Die US-Regierung hat die ersten Verhandlungen mit der tschechischen Regierung über die geplante Radarstation geführt. Während sich die tschechische Regierung dafür ausgesprochen hat, ist ein Großteil der Bevölkerung dagegen. Auch die Opposition lehnt die Anlage ab. Unklar ist bislang, ob das Radarsystem zum Bestandteil der Nato zählen soll, wofür sich Nato-Generalsekretär Jaap de Hoop Scheffer stark macht. US-Außenministerin Rice will am Montag nach Moskau fliegen, um die Russen zu besänftigen. Schwierigkeiten dürfte sie aber weiter haben, die Russen am Raketenabwehrschild zu beteiligen oder die Gründe darzulegen, wie Raketen im Norden Polens Europa oder gar die USA vor künftig möglichen iranischen Langstreckenraketen schützen können oder warum Iran europäische Länder angreifen sollte.
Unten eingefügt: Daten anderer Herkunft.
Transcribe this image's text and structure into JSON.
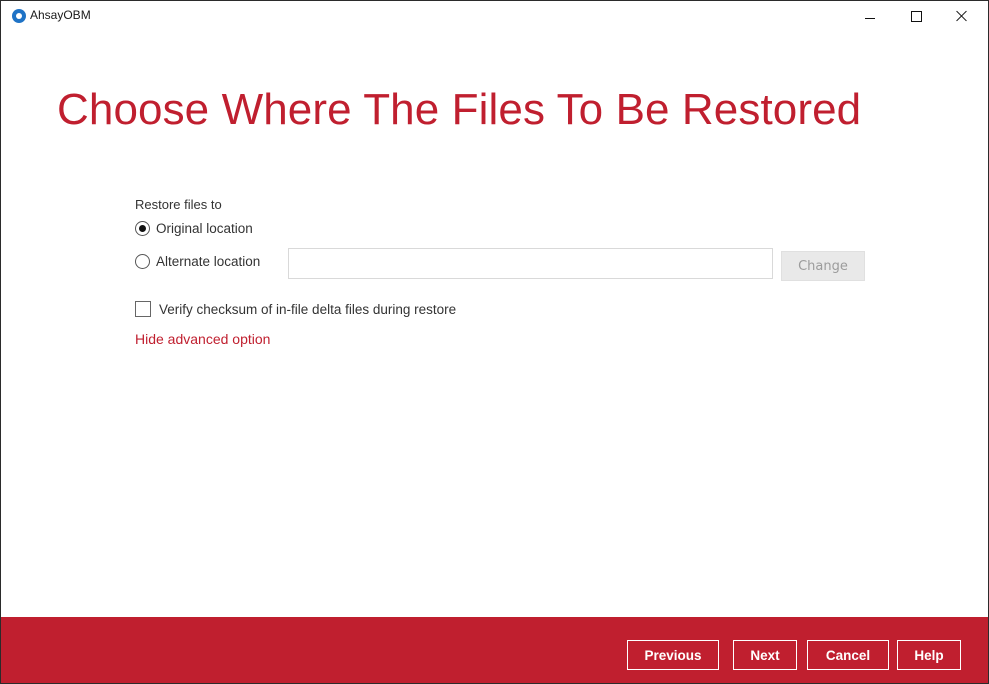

Das Raketenabwehrsystem ist auch in den USA umstritten. Das Lieblingsprojekt republikanischer Politiker wurde während der Clinton-Präsidentschaft nur zögerlich vorangetrieben. Erst mit dem Amtsantritt von Buch wurde, nachdem Donald Rumsfeld zunächst als Leiter einer Kommission zur US-Verteidigungsstrategie im Weltraum den Boden dafür bereitet hat, die Entwicklung des Systems massiv mit vielen Milliarden Dollar gefördert. Kritiker lehnten das System wegen technischer Mängel ab, aber auch deswegen, weil es Abrüstungsverträge nichtig macht und eben das Wettrüsten befördert, das bereits eingetreten ist. Nachdem nun die Demokraten eine Mehrheit im Kongress erlangt haben, werden die Gelder, die unter republikanischer Mehrheit auch zuletzt bereits zurückgefahren wurden, weiter beschnitten.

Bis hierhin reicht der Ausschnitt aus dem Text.